Diciamo di si, c’è anche dell’immaginazione all’interno però: le facce diverse parla di due persone che erano davvero molto vicine e poi si sono iniziate ad allontanare subendo molto il cambiamento che questa situazione comporta, che è una cosa che è successa a me ma io non sapevo realmente come stesse l’altra persona. Diciamo quindi che è autobiografica ma contaminata da una suggestione, anche se alla fine penso che entrambi abbiamo subito un cambiamento, imparando a conviverci e a stare meglio con noi stessi.
Guardando i tuoi profili social colpisce molto l’immagine che vuoi dare al tuo progetto, ti va di parlarcene?
Tengo moltissimo alla mia immagine come artista, poiché credo che sia parte integrante delle mie canzoni. Io voglio raccontare qualcosa in più di me e delle mie canzoni attraverso i social network, mi piace molto ciò che sta venendo fuori e per questo devo ringraziare Federico Massimi, Nazario Cipriani e Francesca Florindi, che hanno lavorato con me nella creazione dei “concept” e hanno poi lavorato alla parte grafica. Il fondamento da cui siamo partiti è rappresentare la mia persona e tutto ciò che mi passa nella testa nella maniera più sincera possibile e gli scatti raffigurano tutto ciò che fa parte delle mie giornate, come il latte con i biscotti, la pasta al sugo e le sigarette. Attorno alla mia quotidianità si sviluppa però anche ciò che ho nella testa durante la mia quotidianità, descrivendo come alcune abitudini che ho adesso non sono sempre state così ma sono cambiate assieme a me. Il messaggio in definitiva è “io sono questo, le mie abitudini sono queste, ma sono passato per queste altre cose, è per questo che sono così”.
Domanda parterriana finale: se, quando finirà questo momento, potessi dividere il palco con un artista italiano qualsiasi chi sceglieresti?

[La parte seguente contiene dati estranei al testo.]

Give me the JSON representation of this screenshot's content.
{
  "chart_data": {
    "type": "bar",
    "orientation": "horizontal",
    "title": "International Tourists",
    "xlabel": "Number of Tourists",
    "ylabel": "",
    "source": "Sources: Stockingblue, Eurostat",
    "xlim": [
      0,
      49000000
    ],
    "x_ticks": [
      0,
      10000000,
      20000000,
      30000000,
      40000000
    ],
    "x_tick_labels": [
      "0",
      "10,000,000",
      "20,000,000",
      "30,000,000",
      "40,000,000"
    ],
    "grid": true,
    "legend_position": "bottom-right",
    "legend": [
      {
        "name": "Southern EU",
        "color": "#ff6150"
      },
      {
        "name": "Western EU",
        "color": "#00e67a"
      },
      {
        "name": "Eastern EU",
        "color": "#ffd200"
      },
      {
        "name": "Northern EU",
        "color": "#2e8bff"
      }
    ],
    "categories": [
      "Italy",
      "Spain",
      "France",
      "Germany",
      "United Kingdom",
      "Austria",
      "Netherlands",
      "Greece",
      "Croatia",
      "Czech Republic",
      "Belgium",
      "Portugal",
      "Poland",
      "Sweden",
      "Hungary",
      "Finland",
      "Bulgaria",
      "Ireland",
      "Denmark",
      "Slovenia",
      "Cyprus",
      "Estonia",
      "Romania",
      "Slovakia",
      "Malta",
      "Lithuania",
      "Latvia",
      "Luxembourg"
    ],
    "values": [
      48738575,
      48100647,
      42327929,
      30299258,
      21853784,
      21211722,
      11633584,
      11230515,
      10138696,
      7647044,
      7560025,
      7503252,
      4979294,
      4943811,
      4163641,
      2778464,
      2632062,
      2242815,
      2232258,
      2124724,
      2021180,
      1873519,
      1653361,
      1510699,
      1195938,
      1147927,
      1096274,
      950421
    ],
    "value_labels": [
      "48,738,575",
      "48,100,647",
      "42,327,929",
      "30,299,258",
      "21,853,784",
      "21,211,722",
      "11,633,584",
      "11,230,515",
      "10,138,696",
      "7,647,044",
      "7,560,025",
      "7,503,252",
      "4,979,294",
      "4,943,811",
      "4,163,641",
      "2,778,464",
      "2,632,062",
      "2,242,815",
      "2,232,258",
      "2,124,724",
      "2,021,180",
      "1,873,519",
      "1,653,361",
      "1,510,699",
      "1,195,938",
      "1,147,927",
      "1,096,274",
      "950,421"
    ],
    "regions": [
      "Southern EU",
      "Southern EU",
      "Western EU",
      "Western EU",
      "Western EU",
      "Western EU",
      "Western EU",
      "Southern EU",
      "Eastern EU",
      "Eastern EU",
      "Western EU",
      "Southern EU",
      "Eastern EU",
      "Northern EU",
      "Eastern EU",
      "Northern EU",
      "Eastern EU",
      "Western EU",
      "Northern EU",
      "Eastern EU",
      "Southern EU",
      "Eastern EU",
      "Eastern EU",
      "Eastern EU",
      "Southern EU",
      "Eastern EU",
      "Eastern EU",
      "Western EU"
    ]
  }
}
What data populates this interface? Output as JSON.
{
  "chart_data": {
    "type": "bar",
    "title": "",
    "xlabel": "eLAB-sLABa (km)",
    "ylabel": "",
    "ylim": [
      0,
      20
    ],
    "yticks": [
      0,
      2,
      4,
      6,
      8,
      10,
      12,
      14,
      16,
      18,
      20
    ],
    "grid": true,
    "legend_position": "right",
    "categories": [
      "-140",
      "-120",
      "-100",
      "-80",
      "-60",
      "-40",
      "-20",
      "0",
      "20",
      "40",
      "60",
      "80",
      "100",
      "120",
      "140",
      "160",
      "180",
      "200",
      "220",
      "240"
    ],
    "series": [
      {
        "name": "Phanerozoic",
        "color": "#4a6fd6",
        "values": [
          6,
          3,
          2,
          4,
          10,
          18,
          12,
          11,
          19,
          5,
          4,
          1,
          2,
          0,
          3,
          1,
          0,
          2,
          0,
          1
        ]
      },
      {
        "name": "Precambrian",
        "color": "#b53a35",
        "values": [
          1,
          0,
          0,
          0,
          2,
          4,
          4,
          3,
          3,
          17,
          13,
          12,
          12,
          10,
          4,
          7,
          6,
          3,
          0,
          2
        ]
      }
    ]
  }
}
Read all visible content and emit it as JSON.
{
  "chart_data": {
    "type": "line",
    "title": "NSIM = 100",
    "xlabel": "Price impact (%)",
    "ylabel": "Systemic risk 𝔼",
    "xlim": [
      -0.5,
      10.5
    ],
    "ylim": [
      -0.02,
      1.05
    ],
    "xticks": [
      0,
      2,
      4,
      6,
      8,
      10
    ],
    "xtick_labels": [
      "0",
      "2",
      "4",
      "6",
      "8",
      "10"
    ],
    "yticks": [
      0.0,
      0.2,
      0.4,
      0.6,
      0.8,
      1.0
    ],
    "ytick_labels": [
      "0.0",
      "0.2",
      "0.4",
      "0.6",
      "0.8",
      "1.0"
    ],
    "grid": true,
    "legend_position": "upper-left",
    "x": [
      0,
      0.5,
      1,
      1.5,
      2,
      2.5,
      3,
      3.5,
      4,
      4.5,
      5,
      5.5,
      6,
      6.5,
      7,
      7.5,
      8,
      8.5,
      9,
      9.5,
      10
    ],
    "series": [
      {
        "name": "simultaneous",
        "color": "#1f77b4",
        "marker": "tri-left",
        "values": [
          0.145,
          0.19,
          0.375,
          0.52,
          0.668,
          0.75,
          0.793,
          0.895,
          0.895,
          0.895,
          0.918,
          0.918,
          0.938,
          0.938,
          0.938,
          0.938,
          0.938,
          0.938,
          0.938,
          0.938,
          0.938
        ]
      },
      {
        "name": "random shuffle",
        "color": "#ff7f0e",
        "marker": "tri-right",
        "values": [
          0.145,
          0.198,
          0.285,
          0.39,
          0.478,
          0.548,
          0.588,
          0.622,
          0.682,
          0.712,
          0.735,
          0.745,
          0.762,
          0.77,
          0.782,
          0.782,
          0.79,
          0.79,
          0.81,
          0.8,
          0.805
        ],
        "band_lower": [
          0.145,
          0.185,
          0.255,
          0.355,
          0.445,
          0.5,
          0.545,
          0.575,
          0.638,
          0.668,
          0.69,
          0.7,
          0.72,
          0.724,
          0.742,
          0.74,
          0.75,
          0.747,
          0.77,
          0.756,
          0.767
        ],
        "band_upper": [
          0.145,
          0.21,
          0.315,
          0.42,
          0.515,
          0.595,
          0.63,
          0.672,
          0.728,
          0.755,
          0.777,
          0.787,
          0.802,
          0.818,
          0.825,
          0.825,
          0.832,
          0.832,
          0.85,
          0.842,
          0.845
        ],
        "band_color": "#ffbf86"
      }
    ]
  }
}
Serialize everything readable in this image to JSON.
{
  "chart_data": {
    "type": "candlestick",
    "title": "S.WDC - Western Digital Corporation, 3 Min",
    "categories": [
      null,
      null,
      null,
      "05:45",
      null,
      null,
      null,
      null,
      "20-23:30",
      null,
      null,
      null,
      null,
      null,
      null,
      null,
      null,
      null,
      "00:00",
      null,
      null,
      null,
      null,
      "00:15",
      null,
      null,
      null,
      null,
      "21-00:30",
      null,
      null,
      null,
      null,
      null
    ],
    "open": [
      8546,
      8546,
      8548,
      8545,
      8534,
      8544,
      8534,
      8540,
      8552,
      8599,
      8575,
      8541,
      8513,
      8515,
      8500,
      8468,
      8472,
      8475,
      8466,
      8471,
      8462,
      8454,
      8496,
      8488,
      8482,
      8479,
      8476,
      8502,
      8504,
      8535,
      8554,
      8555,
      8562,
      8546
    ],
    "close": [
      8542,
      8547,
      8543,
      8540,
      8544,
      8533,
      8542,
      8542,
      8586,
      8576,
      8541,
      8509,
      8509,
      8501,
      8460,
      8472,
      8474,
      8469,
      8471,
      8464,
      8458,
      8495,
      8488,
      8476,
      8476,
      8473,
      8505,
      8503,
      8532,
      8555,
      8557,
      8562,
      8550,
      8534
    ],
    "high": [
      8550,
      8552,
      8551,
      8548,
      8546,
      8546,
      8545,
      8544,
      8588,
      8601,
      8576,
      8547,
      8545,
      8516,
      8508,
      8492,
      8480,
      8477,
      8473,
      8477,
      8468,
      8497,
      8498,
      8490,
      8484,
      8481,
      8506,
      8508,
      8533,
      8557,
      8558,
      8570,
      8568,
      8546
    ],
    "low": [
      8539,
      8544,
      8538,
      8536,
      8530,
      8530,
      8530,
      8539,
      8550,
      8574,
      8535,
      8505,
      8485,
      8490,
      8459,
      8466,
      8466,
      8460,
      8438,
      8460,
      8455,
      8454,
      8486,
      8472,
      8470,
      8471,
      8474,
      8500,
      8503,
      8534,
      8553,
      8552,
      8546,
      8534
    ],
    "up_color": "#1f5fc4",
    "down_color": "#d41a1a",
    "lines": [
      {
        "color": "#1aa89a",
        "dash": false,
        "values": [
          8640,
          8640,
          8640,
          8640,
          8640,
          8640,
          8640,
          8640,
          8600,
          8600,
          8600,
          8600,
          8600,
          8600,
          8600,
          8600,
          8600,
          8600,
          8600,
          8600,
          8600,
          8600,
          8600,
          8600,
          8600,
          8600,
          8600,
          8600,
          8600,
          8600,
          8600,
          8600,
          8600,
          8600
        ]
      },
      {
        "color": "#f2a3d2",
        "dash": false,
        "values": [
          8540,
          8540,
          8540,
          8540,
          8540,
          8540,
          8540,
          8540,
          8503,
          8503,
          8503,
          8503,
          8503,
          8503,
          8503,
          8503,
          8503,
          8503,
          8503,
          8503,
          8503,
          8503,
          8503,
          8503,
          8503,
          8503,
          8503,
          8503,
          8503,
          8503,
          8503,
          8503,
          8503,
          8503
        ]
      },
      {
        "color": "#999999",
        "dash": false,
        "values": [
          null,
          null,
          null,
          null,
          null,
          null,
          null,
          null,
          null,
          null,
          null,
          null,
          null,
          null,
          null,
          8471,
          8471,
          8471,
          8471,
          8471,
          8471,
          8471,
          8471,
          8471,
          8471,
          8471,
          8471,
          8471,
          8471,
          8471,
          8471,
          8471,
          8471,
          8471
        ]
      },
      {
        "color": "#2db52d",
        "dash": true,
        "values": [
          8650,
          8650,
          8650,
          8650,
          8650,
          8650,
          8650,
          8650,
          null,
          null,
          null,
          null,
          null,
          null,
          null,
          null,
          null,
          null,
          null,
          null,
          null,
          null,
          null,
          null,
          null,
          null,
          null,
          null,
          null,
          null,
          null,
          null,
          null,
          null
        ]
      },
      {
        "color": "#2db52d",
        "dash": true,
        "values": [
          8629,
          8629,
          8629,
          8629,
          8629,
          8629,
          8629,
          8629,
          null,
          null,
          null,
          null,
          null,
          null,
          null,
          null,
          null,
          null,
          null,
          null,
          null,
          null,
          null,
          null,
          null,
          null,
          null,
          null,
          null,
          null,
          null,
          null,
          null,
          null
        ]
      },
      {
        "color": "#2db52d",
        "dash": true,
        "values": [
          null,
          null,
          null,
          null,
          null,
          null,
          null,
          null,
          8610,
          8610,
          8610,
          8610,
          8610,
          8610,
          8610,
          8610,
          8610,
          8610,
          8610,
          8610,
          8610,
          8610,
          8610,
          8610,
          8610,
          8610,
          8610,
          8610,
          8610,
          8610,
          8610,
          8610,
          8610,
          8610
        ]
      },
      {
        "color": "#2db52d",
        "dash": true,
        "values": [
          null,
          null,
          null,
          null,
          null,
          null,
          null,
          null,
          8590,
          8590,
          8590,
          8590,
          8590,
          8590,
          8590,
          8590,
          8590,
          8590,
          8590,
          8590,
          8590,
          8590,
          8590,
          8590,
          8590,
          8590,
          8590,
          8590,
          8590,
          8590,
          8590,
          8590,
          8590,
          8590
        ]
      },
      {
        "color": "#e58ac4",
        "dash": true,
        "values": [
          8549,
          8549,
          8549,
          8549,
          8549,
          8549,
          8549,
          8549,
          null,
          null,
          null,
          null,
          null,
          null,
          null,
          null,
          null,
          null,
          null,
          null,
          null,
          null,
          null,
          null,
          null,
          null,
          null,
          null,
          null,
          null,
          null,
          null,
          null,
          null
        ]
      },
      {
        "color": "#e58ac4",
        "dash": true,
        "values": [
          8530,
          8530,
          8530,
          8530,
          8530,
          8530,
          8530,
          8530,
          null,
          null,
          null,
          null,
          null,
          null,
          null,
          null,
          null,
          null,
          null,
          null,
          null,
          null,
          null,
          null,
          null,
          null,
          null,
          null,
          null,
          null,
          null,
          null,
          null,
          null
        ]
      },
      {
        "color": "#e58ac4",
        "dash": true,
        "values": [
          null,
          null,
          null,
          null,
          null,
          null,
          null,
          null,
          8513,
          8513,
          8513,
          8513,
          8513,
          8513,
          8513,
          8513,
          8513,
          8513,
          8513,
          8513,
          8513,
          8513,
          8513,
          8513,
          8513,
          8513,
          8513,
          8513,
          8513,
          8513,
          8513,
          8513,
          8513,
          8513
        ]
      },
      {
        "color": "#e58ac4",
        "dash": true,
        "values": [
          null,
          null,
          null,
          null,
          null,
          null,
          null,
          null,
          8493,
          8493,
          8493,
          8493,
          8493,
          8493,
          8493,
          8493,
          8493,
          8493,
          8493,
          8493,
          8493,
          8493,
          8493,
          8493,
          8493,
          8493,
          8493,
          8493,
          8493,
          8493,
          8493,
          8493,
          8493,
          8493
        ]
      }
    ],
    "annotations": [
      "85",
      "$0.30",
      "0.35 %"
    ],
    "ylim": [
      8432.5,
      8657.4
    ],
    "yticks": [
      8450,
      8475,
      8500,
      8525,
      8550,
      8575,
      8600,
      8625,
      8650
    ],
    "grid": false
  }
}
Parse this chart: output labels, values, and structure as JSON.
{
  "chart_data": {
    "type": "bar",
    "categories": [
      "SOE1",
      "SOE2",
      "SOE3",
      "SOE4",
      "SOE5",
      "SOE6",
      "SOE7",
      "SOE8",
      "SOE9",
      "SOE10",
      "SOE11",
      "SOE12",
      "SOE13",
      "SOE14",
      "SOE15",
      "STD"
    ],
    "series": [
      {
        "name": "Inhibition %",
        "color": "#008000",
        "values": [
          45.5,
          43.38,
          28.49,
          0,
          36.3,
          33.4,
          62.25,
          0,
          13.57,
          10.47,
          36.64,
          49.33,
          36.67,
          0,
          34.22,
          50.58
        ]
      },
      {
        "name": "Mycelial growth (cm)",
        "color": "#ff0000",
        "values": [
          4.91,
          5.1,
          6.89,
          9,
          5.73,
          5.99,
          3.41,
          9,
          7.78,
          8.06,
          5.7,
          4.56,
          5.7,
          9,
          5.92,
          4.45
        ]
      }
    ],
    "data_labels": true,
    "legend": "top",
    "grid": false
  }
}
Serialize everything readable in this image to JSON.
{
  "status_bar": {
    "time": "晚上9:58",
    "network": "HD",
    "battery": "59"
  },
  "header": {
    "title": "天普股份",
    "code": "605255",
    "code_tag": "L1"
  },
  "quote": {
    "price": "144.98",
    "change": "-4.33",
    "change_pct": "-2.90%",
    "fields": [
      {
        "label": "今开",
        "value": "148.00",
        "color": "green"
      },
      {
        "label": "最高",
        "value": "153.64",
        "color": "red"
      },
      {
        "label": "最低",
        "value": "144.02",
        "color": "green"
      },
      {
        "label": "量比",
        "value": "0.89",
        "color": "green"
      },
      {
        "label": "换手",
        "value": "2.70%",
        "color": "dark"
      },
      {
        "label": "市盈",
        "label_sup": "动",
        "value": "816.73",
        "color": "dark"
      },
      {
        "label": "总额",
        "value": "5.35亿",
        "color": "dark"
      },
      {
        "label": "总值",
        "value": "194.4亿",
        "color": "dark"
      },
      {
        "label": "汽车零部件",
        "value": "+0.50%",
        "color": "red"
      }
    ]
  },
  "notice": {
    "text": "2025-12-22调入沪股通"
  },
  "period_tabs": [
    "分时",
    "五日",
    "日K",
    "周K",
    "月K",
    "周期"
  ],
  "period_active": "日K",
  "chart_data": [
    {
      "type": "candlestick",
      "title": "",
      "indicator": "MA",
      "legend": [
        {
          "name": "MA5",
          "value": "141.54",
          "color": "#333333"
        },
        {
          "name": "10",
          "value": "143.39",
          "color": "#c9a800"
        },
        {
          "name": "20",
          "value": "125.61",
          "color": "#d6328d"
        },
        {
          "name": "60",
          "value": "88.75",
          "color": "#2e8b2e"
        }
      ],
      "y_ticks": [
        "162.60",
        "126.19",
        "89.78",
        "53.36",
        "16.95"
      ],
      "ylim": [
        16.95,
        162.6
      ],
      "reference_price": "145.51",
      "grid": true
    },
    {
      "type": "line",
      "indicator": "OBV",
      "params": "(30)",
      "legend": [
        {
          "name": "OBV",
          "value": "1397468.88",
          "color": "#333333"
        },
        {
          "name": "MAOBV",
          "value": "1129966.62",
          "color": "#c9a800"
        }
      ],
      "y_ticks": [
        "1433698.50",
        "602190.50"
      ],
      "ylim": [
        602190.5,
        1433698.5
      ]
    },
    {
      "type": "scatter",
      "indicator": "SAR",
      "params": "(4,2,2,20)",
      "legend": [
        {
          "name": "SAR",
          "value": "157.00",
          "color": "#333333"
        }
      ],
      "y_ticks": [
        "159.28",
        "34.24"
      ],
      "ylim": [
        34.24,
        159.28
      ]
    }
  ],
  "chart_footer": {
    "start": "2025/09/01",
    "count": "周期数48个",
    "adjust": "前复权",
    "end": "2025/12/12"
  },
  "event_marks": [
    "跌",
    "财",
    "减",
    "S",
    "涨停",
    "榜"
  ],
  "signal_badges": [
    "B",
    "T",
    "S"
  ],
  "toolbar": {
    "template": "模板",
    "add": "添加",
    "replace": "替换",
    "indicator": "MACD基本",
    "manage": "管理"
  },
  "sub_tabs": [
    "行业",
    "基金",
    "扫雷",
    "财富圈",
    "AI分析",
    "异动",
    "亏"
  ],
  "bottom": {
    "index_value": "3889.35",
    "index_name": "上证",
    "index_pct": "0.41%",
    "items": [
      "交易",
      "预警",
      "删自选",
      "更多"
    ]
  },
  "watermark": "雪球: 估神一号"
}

Sono indeciso: sicuramente mi piacerebbe suonare con Samuele Bersani, un personaggio molto pacato durante i concerti del quale tu sei li fermo ad ascoltare, quasi ipnotizzato dalla musica e dalle parole. Ti dico però che probabilmente se dovessi scegliere qualcuno con cui divertirmi, far divertire e far piacere ciò che sto facendo sceglierei Fulminacci; mi piace un sacco il suo stile dal vivo, come si pone col pubblico e credo sarebbe un partner perfetto per il mio live ideale.